If you have an official reason, your missed quiz grade will be based on the final exam.
Tentative
Schedule:
Date |
Topic |
September 8 |
Lecture 01: Introduction |
September 10 |
Lecture 02: Least Squares |
September 15 |
Lecture 03: Linear Classification and Regression |
September 17 |
Lecture 04: Neural Networks and BackProp |
September 22 |
Lecture 05: Neural Networks and BackProp |
September 24 |
Lecture 06: Support Vector Machines |
September 29 |
Lecture 07: Support Vector Machines |
October 1 |
Lecture 08: Kernels and Mappings |
October 6 |
Lecture 09: Probability Models |
October 8 |
Lecture 10: Probability Models |
October 13 |
Lecture 11: Bernoulli Models and Naive Bayes |
October 15 |
Lecture 12: Multinomial Models for Text |
October 20 |
Lecture 13: Graphical Models Preview |
October 22 |
MIDTERM |
October 27 |
Lecture 14: Gaussian Models |
October 29 |
Lecture 15: Gaussian Regression and PCA |
November 3 |
ELECTION DAY (NO CLASS) |
November 5 |
Lecture 16: Bayesian Inference |
November 10 |
Lecture 17: The Exponential Family |
November 12 |
Lecture 18: Mixture Models and Kmeans Clustering |
November 17 |
Lecture 19: Expectation Maximization |
November 19 |
Lecture 20: Expectation Maximization |
November 24 |
Lecture 21: Graphical Models |
November 26 |
THANKSGIVING DAY (NO CLASS) |
December 1 |
Lecture 22: Graphical Models |
December 3 |
Lecture 23: Junction Tree Algorithm |
December 8 |
Lecture 24: Junction Tree Algorithm |
December 10 |
Lecture 25: Hidden Markov Models |
December 15 |
COMPREHENSIVE FINAL EXAM 9am-12pm |
Class
Attendance: You
are responsible for all material presented in the class
lectures,
recitations, and so forth.
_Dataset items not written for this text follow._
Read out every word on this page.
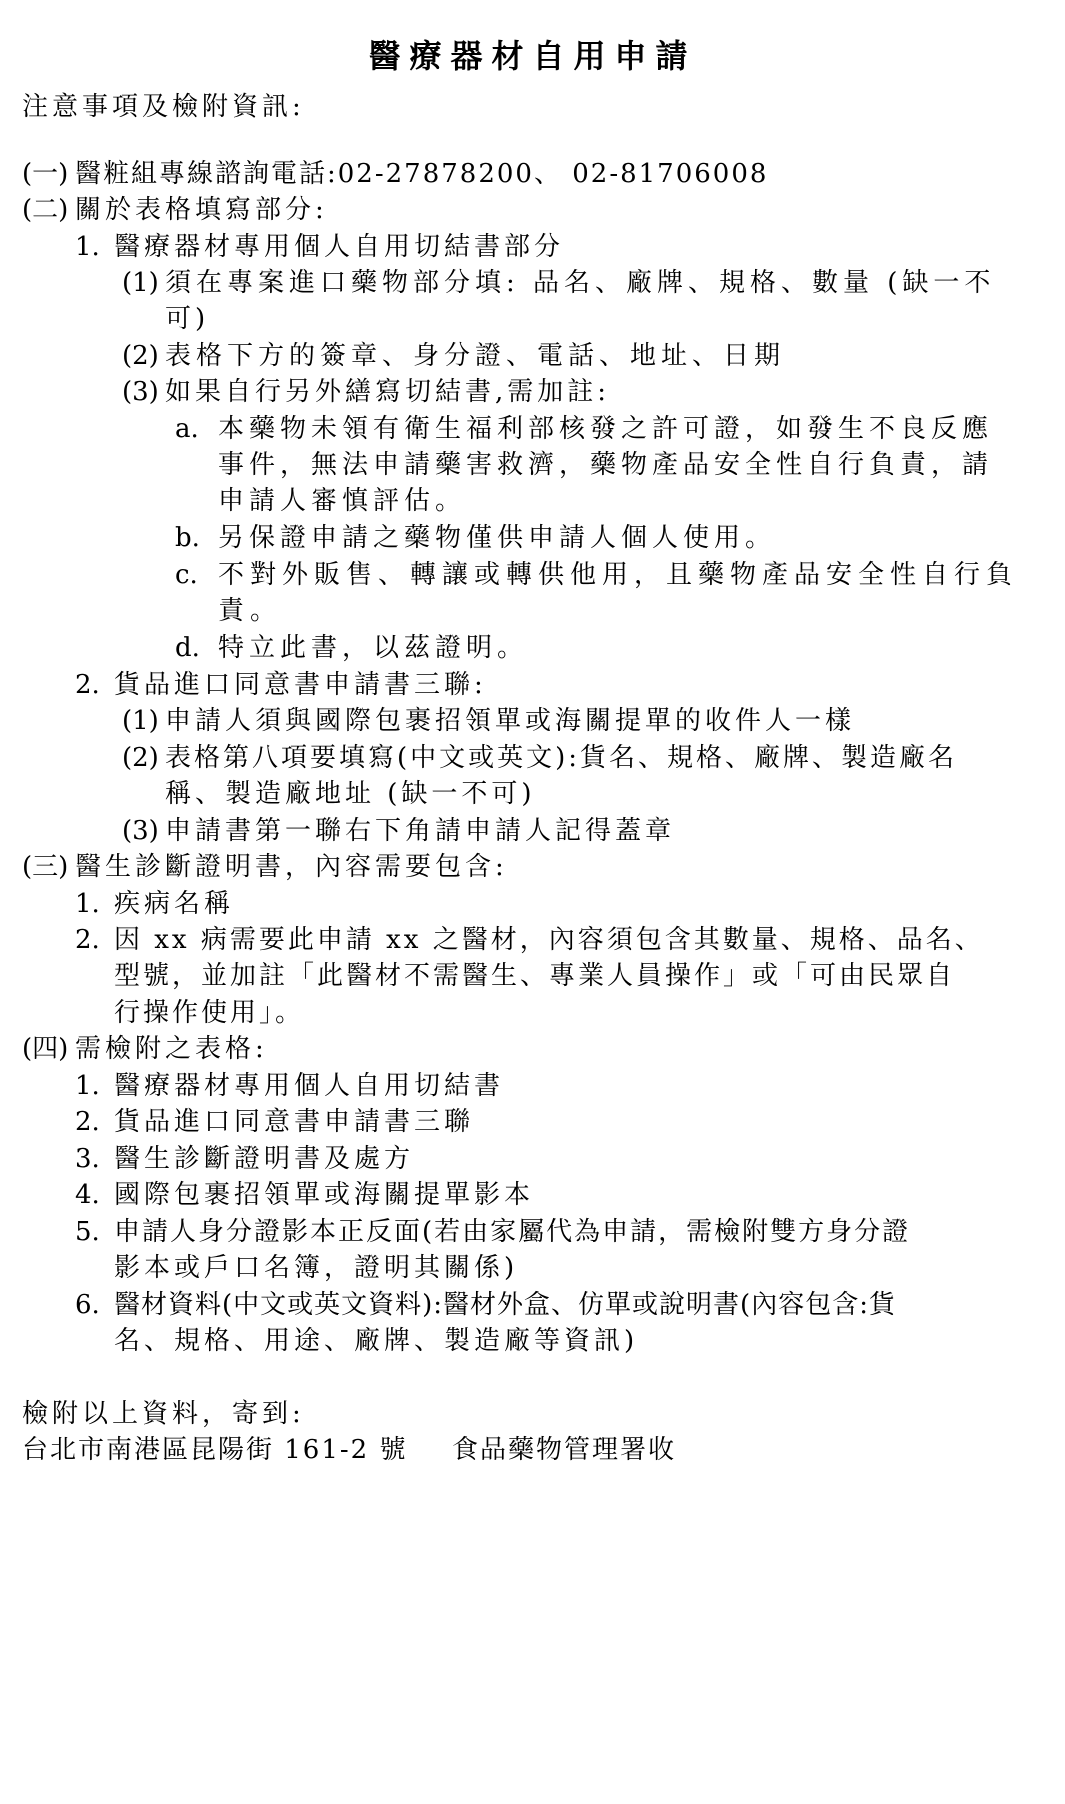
醫療器材自用申請
注意事項及檢附資訊:
(一) 醫粧組專線諮詢電話:02-27878200、 02-81706008
(二) 關於表格填寫部分:
1. 醫療器材專用個人自用切結書部分
(1) 須在專案進口藥物部分填: 品名、廠牌、規格、數量 (缺一不
可)
(2) 表格下方的簽章、身分證、電話、地址、日期
(3) 如果自行另外繕寫切結書,需加註:
a. 本藥物未領有衛生福利部核發之許可證，如發生不良反應
事件，無法申請藥害救濟，藥物產品安全性自行負責，請
申請人審慎評估。
b. 另保證申請之藥物僅供申請人個人使用。
c. 不對外販售、轉讓或轉供他用，且藥物產品安全性自行負
責。
d. 特立此書，以茲證明。
2. 貨品進口同意書申請書三聯:
(1) 申請人須與國際包裹招領單或海關提單的收件人一樣
(2) 表格第八項要填寫(中文或英文):貨名、規格、廠牌、製造廠名
稱、製造廠地址 (缺一不可)
(3) 申請書第一聯右下角請申請人記得蓋章
(三) 醫生診斷證明書，內容需要包含:
1. 疾病名稱
2. 因 xx 病需要此申請 xx 之醫材，內容須包含其數量、規格、品名、
型號，並加註「此醫材不需醫生、專業人員操作」或「可由民眾自
行操作使用」。
(四) 需檢附之表格:
1. 醫療器材專用個人自用切結書
2. 貨品進口同意書申請書三聯
3. 醫生診斷證明書及處方
4. 國際包裹招領單或海關提單影本
5. 申請人身分證影本正反面(若由家屬代為申請，需檢附雙方身分證
影本或戶口名簿，證明其關係)
6. 醫材資料(中文或英文資料):醫材外盒、仿單或說明書(內容包含:貨
名、規格、用途、廠牌、製造廠等資訊)
檢附以上資料，寄到:
台北市南港區昆陽街 161-2 號 食品藥物管理署收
Some material will diverge from the textbooks
so
regular attendance is important.
Late
Policy: If you
hand in late work without approval of the instructor or TAs,
you will
receive zero credit. Deadlines are non-negotiable.
Cooperation
on Homework:
Collaboration on solutions, sharing or copying of
solutions
is not allowed. Of course, no cooperation is allowed during exams.
This
policy will be strictly enforced.
Web
Page: The class
URL is: http://www.cs.columbia.edu/~jebara/4771
and
will
contain copies of class notes, news updates and other information.
Matlab: We'll use Matlab for coding, download it at www.cs.columbia.edu
by clicking on: -> Computing -> Software -> Matlab.
Note: use JDK 1.6 instead of JDK 1.7.